The Johns Hopkins Applied Physics Laboratory (APL) in Laurel, Maryland, is equipping AFWERX — a technology directorate of the Air Force Research Laboratory (AFRL) and the innovation arm of the Department of the Air Force — with capabilities to quickly and safely test autonomous vehicles in complex, interactive environments.
Credit: Johns Hopkins APL/Ed Whitman
The Johns Hopkins Applied Physics Laboratory (APL) in Laurel, Maryland, is equipping AFWERX — a technology directorate of the Air Force Research Laboratory (AFRL) and the innovation arm of the Department of the Air Force — with capabilities to quickly and safely test autonomous vehicles in complex, interactive environments.
The work is part of AFWERX’s new Autonomy Prime program, which provides a robust, low-cost ability to rapidly evaluate, iterate and mature emerging mission and applied autonomy technologies. Autonomy Prime provides early technical scouting of industry aircraft autonomy capabilities by removing roadblocks that prevent rapid, affordable and iterative testing.

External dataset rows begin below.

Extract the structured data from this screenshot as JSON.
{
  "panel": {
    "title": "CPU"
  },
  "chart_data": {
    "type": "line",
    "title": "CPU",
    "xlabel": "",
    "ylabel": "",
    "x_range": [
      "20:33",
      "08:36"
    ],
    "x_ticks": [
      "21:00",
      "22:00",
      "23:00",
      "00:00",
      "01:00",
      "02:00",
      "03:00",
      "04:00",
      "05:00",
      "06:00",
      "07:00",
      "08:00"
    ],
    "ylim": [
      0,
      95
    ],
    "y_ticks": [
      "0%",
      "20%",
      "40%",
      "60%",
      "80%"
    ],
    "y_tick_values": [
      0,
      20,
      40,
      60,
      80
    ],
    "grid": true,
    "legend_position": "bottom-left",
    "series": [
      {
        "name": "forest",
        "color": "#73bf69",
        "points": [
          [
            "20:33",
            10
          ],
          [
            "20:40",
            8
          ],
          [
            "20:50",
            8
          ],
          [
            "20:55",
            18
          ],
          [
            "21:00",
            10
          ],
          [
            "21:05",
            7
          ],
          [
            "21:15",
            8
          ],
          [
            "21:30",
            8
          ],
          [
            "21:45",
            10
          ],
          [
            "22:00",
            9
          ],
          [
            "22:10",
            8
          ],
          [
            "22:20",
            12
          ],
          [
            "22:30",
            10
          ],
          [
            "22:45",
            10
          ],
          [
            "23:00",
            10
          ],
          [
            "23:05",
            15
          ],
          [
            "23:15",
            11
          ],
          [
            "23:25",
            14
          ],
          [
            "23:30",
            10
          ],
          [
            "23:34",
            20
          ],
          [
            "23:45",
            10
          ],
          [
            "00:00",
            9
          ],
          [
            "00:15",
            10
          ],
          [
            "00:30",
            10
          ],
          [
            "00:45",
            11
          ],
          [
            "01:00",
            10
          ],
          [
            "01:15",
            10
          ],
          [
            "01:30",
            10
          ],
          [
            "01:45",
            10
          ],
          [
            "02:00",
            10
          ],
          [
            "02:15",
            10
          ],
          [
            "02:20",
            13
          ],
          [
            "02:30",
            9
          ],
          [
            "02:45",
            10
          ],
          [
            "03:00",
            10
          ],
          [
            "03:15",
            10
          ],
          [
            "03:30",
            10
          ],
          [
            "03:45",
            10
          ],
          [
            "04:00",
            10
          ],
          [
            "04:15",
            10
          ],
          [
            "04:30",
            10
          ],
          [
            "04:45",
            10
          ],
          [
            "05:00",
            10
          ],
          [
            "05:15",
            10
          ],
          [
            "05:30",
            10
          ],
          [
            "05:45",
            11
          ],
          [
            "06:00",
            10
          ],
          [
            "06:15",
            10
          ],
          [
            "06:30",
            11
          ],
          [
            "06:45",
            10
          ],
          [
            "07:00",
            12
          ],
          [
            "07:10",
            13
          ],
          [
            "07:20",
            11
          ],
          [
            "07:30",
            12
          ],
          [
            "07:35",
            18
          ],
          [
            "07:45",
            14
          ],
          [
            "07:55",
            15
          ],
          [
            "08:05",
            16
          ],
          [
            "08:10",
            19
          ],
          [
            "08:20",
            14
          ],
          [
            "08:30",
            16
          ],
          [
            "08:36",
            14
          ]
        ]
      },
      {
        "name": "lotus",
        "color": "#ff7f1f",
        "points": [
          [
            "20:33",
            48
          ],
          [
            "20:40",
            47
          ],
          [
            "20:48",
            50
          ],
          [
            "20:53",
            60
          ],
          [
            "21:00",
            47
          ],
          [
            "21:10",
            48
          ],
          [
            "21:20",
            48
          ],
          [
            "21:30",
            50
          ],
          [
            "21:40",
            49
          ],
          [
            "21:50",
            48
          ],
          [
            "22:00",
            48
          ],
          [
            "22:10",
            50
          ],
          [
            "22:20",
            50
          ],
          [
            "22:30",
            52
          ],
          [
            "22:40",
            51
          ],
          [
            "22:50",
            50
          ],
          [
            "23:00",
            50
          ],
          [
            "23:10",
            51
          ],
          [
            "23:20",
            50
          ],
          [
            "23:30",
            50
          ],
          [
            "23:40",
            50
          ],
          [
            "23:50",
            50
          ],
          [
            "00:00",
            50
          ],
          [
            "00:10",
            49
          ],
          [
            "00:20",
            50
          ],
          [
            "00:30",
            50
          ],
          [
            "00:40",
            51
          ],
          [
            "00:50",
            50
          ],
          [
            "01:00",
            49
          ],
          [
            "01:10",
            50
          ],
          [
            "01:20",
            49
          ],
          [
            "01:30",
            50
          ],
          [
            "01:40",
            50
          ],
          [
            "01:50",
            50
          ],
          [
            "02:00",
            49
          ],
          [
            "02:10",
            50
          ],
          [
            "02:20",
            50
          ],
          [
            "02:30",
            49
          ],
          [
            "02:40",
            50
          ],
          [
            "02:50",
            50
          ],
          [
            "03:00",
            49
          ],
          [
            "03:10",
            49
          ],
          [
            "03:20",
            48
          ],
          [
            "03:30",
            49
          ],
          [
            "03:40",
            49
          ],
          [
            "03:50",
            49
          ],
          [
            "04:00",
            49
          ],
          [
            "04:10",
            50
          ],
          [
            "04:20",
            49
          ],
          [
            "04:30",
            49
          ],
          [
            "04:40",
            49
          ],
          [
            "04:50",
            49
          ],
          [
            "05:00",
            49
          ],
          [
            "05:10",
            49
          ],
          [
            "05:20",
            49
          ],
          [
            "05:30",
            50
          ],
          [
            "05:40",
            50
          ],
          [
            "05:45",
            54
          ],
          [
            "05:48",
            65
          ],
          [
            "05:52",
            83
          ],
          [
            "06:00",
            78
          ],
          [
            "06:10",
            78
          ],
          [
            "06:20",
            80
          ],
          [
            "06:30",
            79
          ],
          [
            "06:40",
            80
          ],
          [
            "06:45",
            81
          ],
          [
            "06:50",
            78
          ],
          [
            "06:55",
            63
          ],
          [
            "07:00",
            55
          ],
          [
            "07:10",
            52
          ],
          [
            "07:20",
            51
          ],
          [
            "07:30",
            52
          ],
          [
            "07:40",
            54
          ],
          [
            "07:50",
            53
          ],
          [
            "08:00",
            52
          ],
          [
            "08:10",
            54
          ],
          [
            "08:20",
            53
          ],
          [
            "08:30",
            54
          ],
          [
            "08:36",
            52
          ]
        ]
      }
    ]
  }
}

APL researchers will provide several capabilities in support of Autonomy Prime’s goals. APL-developed TACE, which stands for Safe Testing of Autonomy in Complex, Interactive Environments, will provide a safety runtime assurance “watchdog” and Live-Virtual-Constructive (LVC) environments for Autonomy Prime testbeds. Sitting between a vehicle’s safety-critical control system and its autonomy and mission systems, TACE monitors commands sent from the autonomy to the autopilot and passes information such as the vehicle’s position, speed and orientation, sensor, and mission environment data back to the autonomy.
“With APL’s autonomy expertise and long history as a partner to the government, we are well positioned to help AFWERX innovate at a pace that matches the rapid growth of autonomy technologies,” said Chris Eaton, APL’s project manager for TACE. “We recognized the critical need to accelerate autonomy technologies, and over the past ten years we developed TACE to meet various sponsor needs. We look forward to expanding these technologies for Autonomy Prime.”

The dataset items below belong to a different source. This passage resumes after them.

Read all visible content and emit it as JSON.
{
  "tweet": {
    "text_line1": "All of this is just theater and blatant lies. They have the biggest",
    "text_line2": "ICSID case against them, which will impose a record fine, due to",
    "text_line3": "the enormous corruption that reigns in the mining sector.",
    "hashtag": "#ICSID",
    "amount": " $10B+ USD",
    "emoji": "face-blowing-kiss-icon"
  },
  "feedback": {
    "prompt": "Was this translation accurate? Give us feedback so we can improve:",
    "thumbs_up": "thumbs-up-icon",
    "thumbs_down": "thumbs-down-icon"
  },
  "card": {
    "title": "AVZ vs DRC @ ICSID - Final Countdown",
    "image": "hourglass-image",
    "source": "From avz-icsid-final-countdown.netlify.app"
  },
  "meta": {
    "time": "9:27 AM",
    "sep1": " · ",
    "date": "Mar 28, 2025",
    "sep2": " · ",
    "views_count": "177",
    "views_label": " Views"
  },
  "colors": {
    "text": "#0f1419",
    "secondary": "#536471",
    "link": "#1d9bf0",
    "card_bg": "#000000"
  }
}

The “watchdog” feature in TACE provides a runtime assurance capability that keeps the systems under test from violating predefined constraints. If there is a failure or violation of safety constraints, TACE will take control of the vehicle from the autonomy and return it to safety. TACE also provides a ground station capability to allow an operator to monitor and manage the systems under test and test environment.
The APL team will also leverage its decade of experience with prior TACE programs to build out LVC environments. LVC enables both preflight simulation of missions as well as an environment to inject virtual entities into a live test. This feature will test industry-developed algorithms in simulated environments, such as densely packed forests and cities, congested or contested airspaces, or areas without GPS or communications. By first testing in a virtual environment, LVC enables the autonomy to move rapidly and with confidence to a live vehicle.
Additionally, the APL team will develop CADE (Computer for Autonomy Development Environment), which will provide a modular high-performance computing environment to integrate TACE and autonomy processing onto multiple autonomous vehicles. The APL team will also develop an integration environment to allow offline and online development and integration of autonomous solutions to allow the rapid transition from software to live flight test.
AFWERX plans to conduct flight tests with fixed-wing uncrewed aerial vehicles and multi-rotor and vertical takeoff and landing vehicles at Eglin Air Force Base later this calendar year. As Autonomy Prime advances, APL will continue to develop technology and capabilities to expand the runtime assurance capabilities and LVC environments into new mission sets for new vehicles.